120995.fb2 Awakenings - читать онлайн бесплатно полную версию книги . Страница 62

Awakenings - читать онлайн бесплатно полную версию книги . Страница 62

2

Consciousness arrived like a former mistress-familiar and accepted reluctantly. Cal did not open his eyes but sampled the environment through his remaining senses like a blind man. The sheets and the mattress were not his own. The sun outside the window, higher than it usually was when he awoke, did not warm the skin, but a dull red glow radiated against his eyelids. The air smelled cool and damp and tinged with moss. Years of sleeping with a partner made him aware of the void beside him. A rarity, because he was the early riser in their home. He didn’t hear anyone else in the room. Perhaps she had finally left; had enough of his mess. Her leaving would be a just dessert.

Eyes open. A vaulted ceiling with wooden beams; a circular chandelier made from deer antlers dropped from the ceiling’s apex and hung on a single chain cutting down the center of the room. A spent blaze smoldered in the stone fireplace under a richly ornate oak mantel. It reminded him of Aandor. A stray thought suggested it was Scotland, a castle on the moors; one of the many bedrooms connected to Ben Reyes’s nexus. The late Ben Reyes.

He had dreamt about Chryslantha before the nightmare about the grave. A hallucinatory vision of blissful peace and lust that culminated in a dry, sticky residue that coated his crotch. He hadn’t done that since before his first woman, Loraine. Chryslantha had become a fixture in his dreams. He was grateful for the morning solitude. There was no satisfactory explanation he could offer his wife.

Cal considered living out his remaining life in this spot. He tried to lift his arm but it refused. Everything was still connected. The signal from his brain was sent. The arm simply didn’t respond. The effort was akin to triggering the last mechanism of a Rube Goldberg device without setting the preceding steps in motion. A nameless force was at work. An empty space sat heavily on his chest and head and pressed down with a father’s authority. Thoughts whizzed through three at a time. He couldn’t focus. The jumble of images made lucidity difficult-his brain had been coopted by the chaos in his life; overwhelmed by his duty to his kingdom, his lost prince, his family in Aandor, his wife and daughter, the newly created widow Reyes, his responsibilities as a citizen of this world and, ultimately, to himself. All these forces vying for his faithfulness-he could not remain true to all of them by serving any one. Yet in the wings of his mind, like an invisible subprogram, a linear vein of reason watched the anarchy on the main stage. Was it a side effect? His mind had been twisted and prodded like taffy the past twenty-four hours. Consequences were only natural. Expected even.
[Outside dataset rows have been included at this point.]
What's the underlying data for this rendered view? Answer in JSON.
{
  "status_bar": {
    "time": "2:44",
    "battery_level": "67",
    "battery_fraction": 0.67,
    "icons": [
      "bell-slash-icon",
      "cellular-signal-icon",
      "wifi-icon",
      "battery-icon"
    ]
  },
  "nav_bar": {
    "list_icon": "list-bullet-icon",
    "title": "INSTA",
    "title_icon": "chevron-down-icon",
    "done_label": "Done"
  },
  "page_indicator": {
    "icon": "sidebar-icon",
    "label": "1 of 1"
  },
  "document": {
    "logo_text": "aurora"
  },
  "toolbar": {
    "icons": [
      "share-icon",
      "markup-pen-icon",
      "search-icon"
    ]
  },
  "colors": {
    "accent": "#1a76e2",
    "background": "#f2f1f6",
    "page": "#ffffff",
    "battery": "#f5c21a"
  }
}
Time stopped. The pressure in his head squeezed at the recesses of his memory. He shucked it aside, over and over, trying to shut it out, only to have the prodding claw return sharper, longer, with more fervor each round. A drunken barber had shaved his brain and culled his motivation like cream from a bucket. The problem pirouetted before him like an elephant in a tutu. The subprogram in his head yelled at him from under the din, scolding him with the natural authority of an elder.
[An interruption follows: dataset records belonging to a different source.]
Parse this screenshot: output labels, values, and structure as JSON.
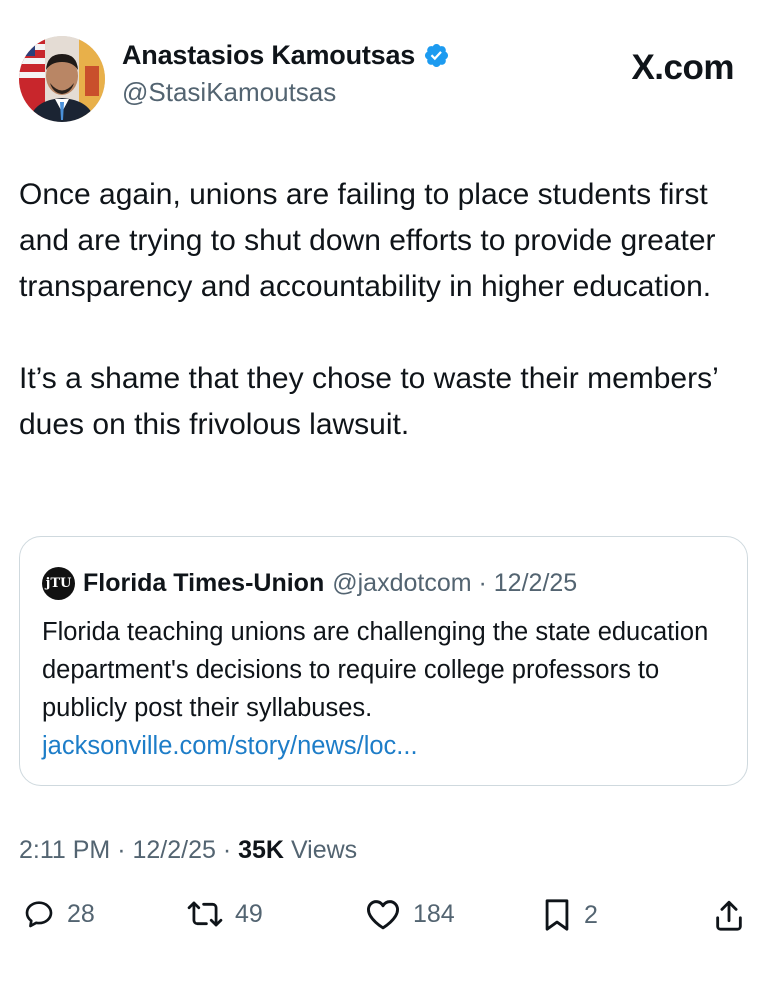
{
  "tweet": {
    "author": {
      "name": "Anastasios Kamoutsas",
      "handle": "@StasiKamoutsas",
      "verified_icon": "verified-badge-icon"
    },
    "brand": "X.com",
    "text": [
      "Once again, unions are failing to place students first and are trying to shut down efforts to provide greater transparency and accountability in higher education.",
      "It’s a shame that they chose to waste their members’ dues on this frivolous lawsuit."
    ],
    "quoted": {
      "logo_text": "jTU",
      "name": "Florida Times-Union",
      "handle": "@jaxdotcom",
      "date": "12/2/25",
      "text": "Florida teaching unions are challenging the state education department's decisions to require college professors to publicly post their syllabuses.",
      "link": "jacksonville.com/story/news/loc..."
    },
    "timestamp": {
      "time": "2:11 PM",
      "date": "12/2/25",
      "views_count": "35K",
      "views_label": "Views"
    },
    "actions": {
      "replies": "28",
      "reposts": "49",
      "likes": "184",
      "bookmarks": "2"
    }
  },
  "colors": {
    "text": "#0f1419",
    "secondary": "#536471",
    "link": "#1d7dc8",
    "verified": "#1d9bf0",
    "border": "#cfd9de"
  }
}
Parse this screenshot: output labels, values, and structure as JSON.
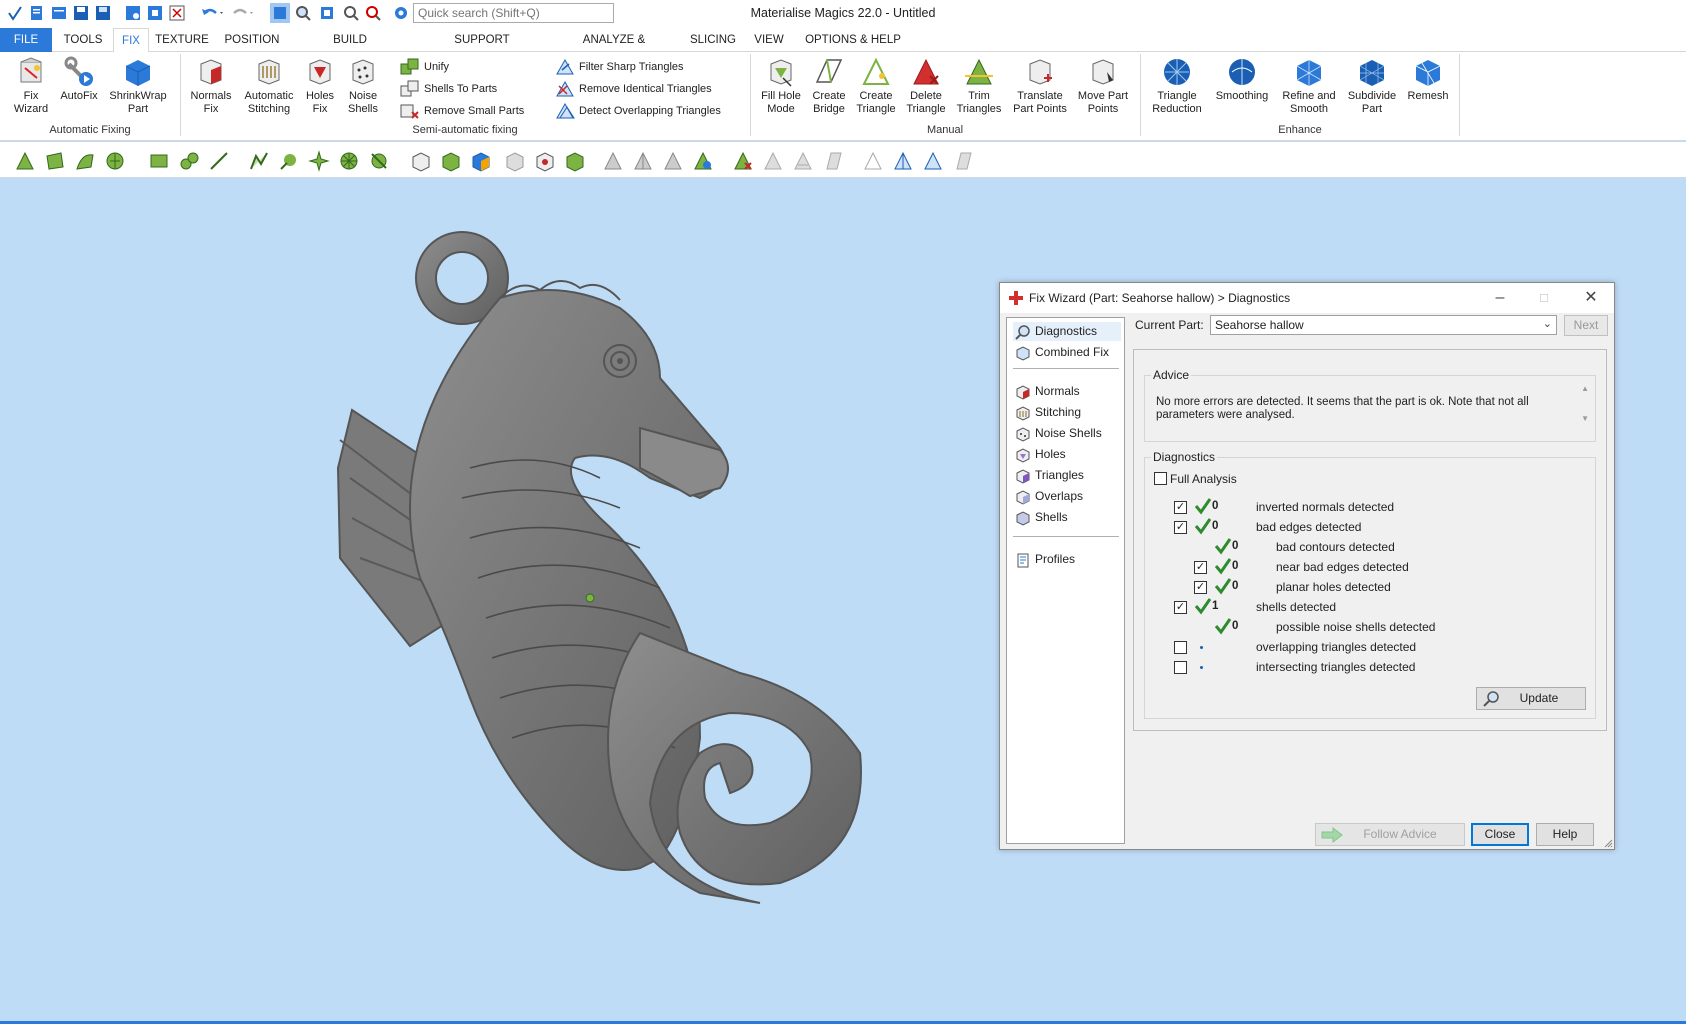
{
  "app": {
    "title": "Materialise Magics 22.0 - Untitled"
  },
  "quick_access": {
    "search_placeholder": "Quick search (Shift+Q)",
    "icons": [
      "app-icon",
      "new-icon",
      "open-icon",
      "save-icon",
      "save-as-icon",
      "import-icon",
      "export-icon",
      "close-part-icon",
      "undo-icon",
      "redo-icon",
      "select-icon",
      "zoom-part-icon",
      "view-icon",
      "zoom-icon",
      "zoom-out-icon",
      "settings-icon"
    ]
  },
  "tabs": [
    "FILE",
    "TOOLS",
    "FIX",
    "TEXTURE",
    "POSITION",
    "BUILD PREPARATION",
    "SUPPORT GENERATION",
    "ANALYZE & REPORT",
    "SLICING",
    "VIEW",
    "OPTIONS & HELP"
  ],
  "active_tab": "FIX",
  "ribbon": {
    "automatic_fixing": {
      "label": "Automatic Fixing",
      "fix_wizard": [
        "Fix",
        "Wizard"
      ],
      "autofix": "AutoFix",
      "shrinkwrap": [
        "ShrinkWrap",
        "Part"
      ]
    },
    "semi_automatic": {
      "label": "Semi-automatic fixing",
      "normals_fix": [
        "Normals",
        "Fix"
      ],
      "auto_stitching": [
        "Automatic",
        "Stitching"
      ],
      "holes_fix": [
        "Holes",
        "Fix"
      ],
      "noise_shells": [
        "Noise",
        "Shells"
      ],
      "unify": "Unify",
      "shells_to_parts": "Shells To Parts",
      "remove_small_parts": "Remove Small Parts",
      "filter_sharp": "Filter Sharp Triangles",
      "remove_identical": "Remove Identical Triangles",
      "detect_overlapping": "Detect Overlapping Triangles"
    },
    "manual": {
      "label": "Manual",
      "fill_hole_mode": [
        "Fill Hole",
        "Mode"
      ],
      "create_bridge": [
        "Create",
        "Bridge"
      ],
      "create_triangle": [
        "Create",
        "Triangle"
      ],
      "delete_triangle": [
        "Delete",
        "Triangle"
      ],
      "trim_triangles": [
        "Trim",
        "Triangles"
      ],
      "translate_part_points": [
        "Translate",
        "Part Points"
      ],
      "move_part_points": [
        "Move Part",
        "Points"
      ]
    },
    "enhance": {
      "label": "Enhance",
      "triangle_reduction": [
        "Triangle",
        "Reduction"
      ],
      "smoothing": "Smoothing",
      "refine_smooth": [
        "Refine and",
        "Smooth"
      ],
      "subdivide_part": [
        "Subdivide",
        "Part"
      ],
      "remesh": "Remesh"
    }
  },
  "dialog": {
    "title": "Fix Wizard (Part: Seahorse hallow) > Diagnostics",
    "nav": {
      "diagnostics": "Diagnostics",
      "combined_fix": "Combined Fix",
      "normals": "Normals",
      "stitching": "Stitching",
      "noise_shells": "Noise Shells",
      "holes": "Holes",
      "triangles": "Triangles",
      "overlaps": "Overlaps",
      "shells": "Shells",
      "profiles": "Profiles"
    },
    "current_part_label": "Current Part:",
    "current_part_value": "Seahorse hallow",
    "next_label": "Next",
    "advice_legend": "Advice",
    "advice_text": "No more errors are detected. It seems that the part is ok. Note that not all parameters were analysed.",
    "diagnostics_legend": "Diagnostics",
    "full_analysis_label": "Full Analysis",
    "rows": {
      "inverted_normals": {
        "count": "0",
        "label": "inverted normals detected"
      },
      "bad_edges": {
        "count": "0",
        "label": "bad edges detected"
      },
      "bad_contours": {
        "count": "0",
        "label": "bad contours detected"
      },
      "near_bad_edges": {
        "count": "0",
        "label": "near bad edges detected"
      },
      "planar_holes": {
        "count": "0",
        "label": "planar holes detected"
      },
      "shells": {
        "count": "1",
        "label": "shells detected"
      },
      "noise_shells": {
        "count": "0",
        "label": "possible noise shells detected"
      },
      "overlapping": {
        "label": "overlapping triangles detected"
      },
      "intersecting": {
        "label": "intersecting triangles detected"
      }
    },
    "update_label": "Update",
    "follow_advice_label": "Follow Advice",
    "close_label": "Close",
    "help_label": "Help"
  },
  "colors": {
    "accent": "#2b79d9",
    "viewport_bg": "#bfdcf7",
    "model_gray": "#7b7b7b",
    "check_green": "#2e8b2e"
  }
}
Get up, get up, get up, get up! You useless sack of shit! Get your ass out of bed this instant! You’re on a mission!

Semiconsciously, Cal knew the culprit yet resisted his own edification. Stress and anguish, much like with the roof jumper who was fired from his job and went home to find his wife in bed with his best friend, conspired to wring the last vestiges of chemical harmony from his worn-out mind.

Cal had attended many department seminars to sharpen his skills in negotiating with the mentally unhinged. Confronting suicides was a daily event for the NYPD. Apparently-and this was only a guess-his levels of neurofactor three (serotonin) were posting a low. His factors one, two, and seven weren’t faring any better. Neurons fired with the efficiency of a gelding stud. He teetered on the precipice of despondency. If Cal could just get a modicum of cooperation from life, the universe, and everything else, things might be okay. Is this what the “ledge jumpers” thought, too?

Cal decided to roll on his side, an ambitious decision he was quite proud of. He lay on his back waiting for something to happen. The details on the ceiling beams were mesmerizing. The grains ran the length of the wood. Some beams were curved to follow the ceiling to its apex. Did they do that with water, the same way they bent drywall?

Drywall? Aandor has been invaded. Your family’s been hunted, maybe tortured, the kid you took an oath to protect has been lost for thirteen years, Ben was mauled to death… and you’re wondering about how they bend wood? Get up!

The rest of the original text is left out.